Descritores: Qualidade de vida. Saúde da família. Saúde do trabalhador. Recursos humanos em saúde. Enfermagem.

ABSTRACT

This study aimed better understand the Quality of Life among nurses who make up the family health teams of the Brazilian Health Macro-region of its Southern Triangle, as well as related socio-demographic factors. This is a descriptive cross-sectional study. The universe, composed of 90 nurses, answered a questionnaire whose purpose was to identify influential socio-demographic variables and the generic instrument in assessing its WHOQOL-100 Quality of Life. The results indicate that compared to single people, married individuals had higher Quality of Life scores in psychological (p=0.013), independence (p=0.021), social (p=0.000), and environment (p=0.022). Those who reported poor health had lower scores in physical (p=0.000), psychological (p=0.002), and independence (p=0.000). The results show the negative impact of the weakened state of health in the areas of Quality of Life of nurses. This emphasizes the importance of health promotion, with the (re)definition of public policies for their Brazilian health professionals considered a necessity.
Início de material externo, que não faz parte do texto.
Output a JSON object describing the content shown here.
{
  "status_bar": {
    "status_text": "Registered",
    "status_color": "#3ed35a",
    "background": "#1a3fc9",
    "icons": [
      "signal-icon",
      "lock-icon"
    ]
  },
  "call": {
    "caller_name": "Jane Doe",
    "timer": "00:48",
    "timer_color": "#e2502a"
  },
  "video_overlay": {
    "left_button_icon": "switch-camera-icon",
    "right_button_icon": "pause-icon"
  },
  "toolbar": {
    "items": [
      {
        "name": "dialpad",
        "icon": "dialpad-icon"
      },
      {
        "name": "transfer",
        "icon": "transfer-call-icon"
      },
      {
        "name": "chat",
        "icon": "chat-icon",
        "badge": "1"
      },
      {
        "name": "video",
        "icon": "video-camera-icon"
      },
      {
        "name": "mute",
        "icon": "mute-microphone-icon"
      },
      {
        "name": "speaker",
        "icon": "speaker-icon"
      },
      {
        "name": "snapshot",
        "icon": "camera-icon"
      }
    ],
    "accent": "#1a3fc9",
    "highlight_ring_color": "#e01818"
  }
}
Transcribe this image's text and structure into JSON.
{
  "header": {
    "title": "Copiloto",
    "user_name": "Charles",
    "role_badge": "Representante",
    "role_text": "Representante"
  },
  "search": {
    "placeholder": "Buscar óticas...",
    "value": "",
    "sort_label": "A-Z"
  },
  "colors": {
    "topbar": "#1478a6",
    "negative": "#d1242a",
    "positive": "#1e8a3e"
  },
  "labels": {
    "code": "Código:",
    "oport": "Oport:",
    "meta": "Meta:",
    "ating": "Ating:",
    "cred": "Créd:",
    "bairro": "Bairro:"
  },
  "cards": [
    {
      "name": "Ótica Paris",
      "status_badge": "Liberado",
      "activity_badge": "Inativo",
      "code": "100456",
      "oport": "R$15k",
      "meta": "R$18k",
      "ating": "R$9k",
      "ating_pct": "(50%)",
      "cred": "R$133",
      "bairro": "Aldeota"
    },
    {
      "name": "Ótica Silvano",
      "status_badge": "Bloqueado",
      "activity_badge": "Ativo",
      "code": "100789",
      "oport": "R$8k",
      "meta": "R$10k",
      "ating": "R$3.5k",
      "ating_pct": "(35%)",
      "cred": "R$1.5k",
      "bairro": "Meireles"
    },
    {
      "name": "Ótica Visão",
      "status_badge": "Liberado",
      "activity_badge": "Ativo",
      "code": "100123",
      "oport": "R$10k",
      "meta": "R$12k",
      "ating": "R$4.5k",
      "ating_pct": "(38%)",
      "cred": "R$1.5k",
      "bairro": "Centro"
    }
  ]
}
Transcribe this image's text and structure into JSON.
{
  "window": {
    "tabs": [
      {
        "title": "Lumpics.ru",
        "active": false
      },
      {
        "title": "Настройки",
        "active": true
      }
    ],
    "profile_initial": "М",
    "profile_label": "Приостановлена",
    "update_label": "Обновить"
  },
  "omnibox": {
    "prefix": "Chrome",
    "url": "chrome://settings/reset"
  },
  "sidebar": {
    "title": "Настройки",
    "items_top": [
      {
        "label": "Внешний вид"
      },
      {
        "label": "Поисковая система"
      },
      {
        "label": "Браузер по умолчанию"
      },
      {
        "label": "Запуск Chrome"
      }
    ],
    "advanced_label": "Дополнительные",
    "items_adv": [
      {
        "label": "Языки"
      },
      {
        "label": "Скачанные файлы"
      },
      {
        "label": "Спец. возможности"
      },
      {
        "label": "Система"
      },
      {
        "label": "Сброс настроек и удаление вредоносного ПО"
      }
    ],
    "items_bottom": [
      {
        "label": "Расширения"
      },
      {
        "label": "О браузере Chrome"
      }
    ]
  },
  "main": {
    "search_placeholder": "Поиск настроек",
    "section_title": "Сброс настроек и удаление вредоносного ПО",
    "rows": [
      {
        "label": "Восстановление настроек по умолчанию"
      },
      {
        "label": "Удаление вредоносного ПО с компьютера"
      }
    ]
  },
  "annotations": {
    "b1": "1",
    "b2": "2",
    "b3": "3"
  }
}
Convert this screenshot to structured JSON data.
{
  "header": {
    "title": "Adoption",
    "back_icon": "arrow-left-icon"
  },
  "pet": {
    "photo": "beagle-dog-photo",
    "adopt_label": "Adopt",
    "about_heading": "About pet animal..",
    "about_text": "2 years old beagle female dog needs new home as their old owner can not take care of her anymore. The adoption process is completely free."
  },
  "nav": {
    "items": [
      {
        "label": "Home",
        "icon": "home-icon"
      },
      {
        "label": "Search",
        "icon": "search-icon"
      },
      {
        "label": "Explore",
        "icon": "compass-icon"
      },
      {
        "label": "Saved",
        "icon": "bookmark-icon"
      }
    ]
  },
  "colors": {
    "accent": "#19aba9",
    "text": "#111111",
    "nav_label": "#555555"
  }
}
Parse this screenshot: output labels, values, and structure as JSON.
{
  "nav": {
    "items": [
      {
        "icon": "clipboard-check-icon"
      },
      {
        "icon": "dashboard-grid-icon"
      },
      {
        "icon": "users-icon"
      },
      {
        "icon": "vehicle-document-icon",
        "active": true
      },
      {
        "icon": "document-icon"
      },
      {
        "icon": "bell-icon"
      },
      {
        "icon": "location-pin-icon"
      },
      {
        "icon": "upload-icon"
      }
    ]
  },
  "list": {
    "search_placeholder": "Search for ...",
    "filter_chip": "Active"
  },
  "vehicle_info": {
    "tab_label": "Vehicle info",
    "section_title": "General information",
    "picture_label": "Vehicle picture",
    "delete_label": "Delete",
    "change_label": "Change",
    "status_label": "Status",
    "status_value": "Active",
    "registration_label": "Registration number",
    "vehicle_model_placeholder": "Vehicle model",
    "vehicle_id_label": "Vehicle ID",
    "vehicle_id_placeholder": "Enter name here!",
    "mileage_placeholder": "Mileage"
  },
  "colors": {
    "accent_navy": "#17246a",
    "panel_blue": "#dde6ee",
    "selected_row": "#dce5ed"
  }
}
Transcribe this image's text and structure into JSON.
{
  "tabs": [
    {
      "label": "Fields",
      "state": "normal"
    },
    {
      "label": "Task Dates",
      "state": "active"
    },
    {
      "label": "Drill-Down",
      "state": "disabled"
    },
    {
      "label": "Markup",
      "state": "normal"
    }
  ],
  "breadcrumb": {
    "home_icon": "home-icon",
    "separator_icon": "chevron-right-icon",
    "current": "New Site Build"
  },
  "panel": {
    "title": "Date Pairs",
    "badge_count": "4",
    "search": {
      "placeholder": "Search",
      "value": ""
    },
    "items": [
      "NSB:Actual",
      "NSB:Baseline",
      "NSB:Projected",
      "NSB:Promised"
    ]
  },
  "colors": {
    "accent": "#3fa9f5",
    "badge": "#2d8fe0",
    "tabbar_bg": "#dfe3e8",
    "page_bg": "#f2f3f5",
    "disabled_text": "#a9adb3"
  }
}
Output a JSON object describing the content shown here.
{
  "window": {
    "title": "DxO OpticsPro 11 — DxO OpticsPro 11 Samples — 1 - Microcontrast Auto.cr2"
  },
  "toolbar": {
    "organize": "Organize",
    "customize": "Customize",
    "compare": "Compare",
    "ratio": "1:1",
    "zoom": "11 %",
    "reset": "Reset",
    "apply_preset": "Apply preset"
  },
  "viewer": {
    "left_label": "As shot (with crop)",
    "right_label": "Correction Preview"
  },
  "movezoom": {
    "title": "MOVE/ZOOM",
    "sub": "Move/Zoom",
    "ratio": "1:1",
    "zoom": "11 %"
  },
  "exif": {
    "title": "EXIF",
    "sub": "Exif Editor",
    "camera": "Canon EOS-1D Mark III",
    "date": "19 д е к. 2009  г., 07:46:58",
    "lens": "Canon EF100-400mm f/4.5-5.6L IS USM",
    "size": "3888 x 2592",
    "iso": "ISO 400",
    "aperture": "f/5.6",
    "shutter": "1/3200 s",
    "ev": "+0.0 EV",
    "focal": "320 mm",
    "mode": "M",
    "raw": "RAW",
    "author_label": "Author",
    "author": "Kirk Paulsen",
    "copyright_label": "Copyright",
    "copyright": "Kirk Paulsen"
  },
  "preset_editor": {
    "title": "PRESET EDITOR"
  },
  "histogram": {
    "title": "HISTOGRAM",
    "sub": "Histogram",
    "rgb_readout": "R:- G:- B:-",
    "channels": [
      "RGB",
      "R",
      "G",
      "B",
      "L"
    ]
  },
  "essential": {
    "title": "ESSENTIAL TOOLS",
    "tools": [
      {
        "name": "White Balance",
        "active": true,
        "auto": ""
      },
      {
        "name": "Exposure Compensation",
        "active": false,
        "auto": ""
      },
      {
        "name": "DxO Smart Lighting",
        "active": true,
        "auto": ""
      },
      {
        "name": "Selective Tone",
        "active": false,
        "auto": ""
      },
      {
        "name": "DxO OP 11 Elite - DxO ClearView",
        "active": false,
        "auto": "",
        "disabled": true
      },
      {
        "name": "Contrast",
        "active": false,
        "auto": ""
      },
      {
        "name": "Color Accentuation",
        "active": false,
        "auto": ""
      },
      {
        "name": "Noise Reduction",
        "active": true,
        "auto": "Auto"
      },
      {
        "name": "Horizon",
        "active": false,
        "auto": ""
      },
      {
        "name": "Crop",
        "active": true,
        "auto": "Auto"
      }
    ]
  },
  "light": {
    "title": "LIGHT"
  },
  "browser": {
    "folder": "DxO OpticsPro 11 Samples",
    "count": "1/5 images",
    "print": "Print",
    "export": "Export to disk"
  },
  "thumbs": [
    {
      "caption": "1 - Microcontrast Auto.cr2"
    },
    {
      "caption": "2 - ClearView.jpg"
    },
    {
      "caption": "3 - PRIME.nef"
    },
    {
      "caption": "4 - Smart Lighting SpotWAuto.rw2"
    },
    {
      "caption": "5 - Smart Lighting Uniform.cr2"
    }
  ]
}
Descriptors: Quality of life. Family health. Occupational health. Health manpower. Nursing.

RESUMEN

Este estudio, descriptivo y transversal, tuvo como objetivo conocer la calidad de vida de las enfermeras que conforman los equipos de salud familiar de la Macroregión de Salud del Triángulo Sur, así como los factores sociodemográficos relacionados. La muestra se formó con 90 enfermeras, quienes respondieron a un cuestionario cuyo finalidad fue identificar las variables sociodemográficas influyentes y el instrumento genérico para evaluar la calidad de vida WHOQOL-100. Los resultados indican que los individuos casados tenían puntuaciones más altas en comparación con la calidad de vida de los solteros, en el aspecto psicológico (p=0,013), independencia (p=0,021), social (p=0,000) y el ambiente (p=0,022). Aquellos que informaron mala salud tenían puntuaciones más bajas en lo físico (p=0,000), psicológico (p=0,002) e independencia (p=0,000). Los resultados muestran el impacto negativo del estado de salud en las áreas relacionadas con la calidad de vida de las enfermeras. Se hace hincapié en la importancia de promover la salud y se considera necesaria la (re)definición de políticas públicas para los profesionales de la salud.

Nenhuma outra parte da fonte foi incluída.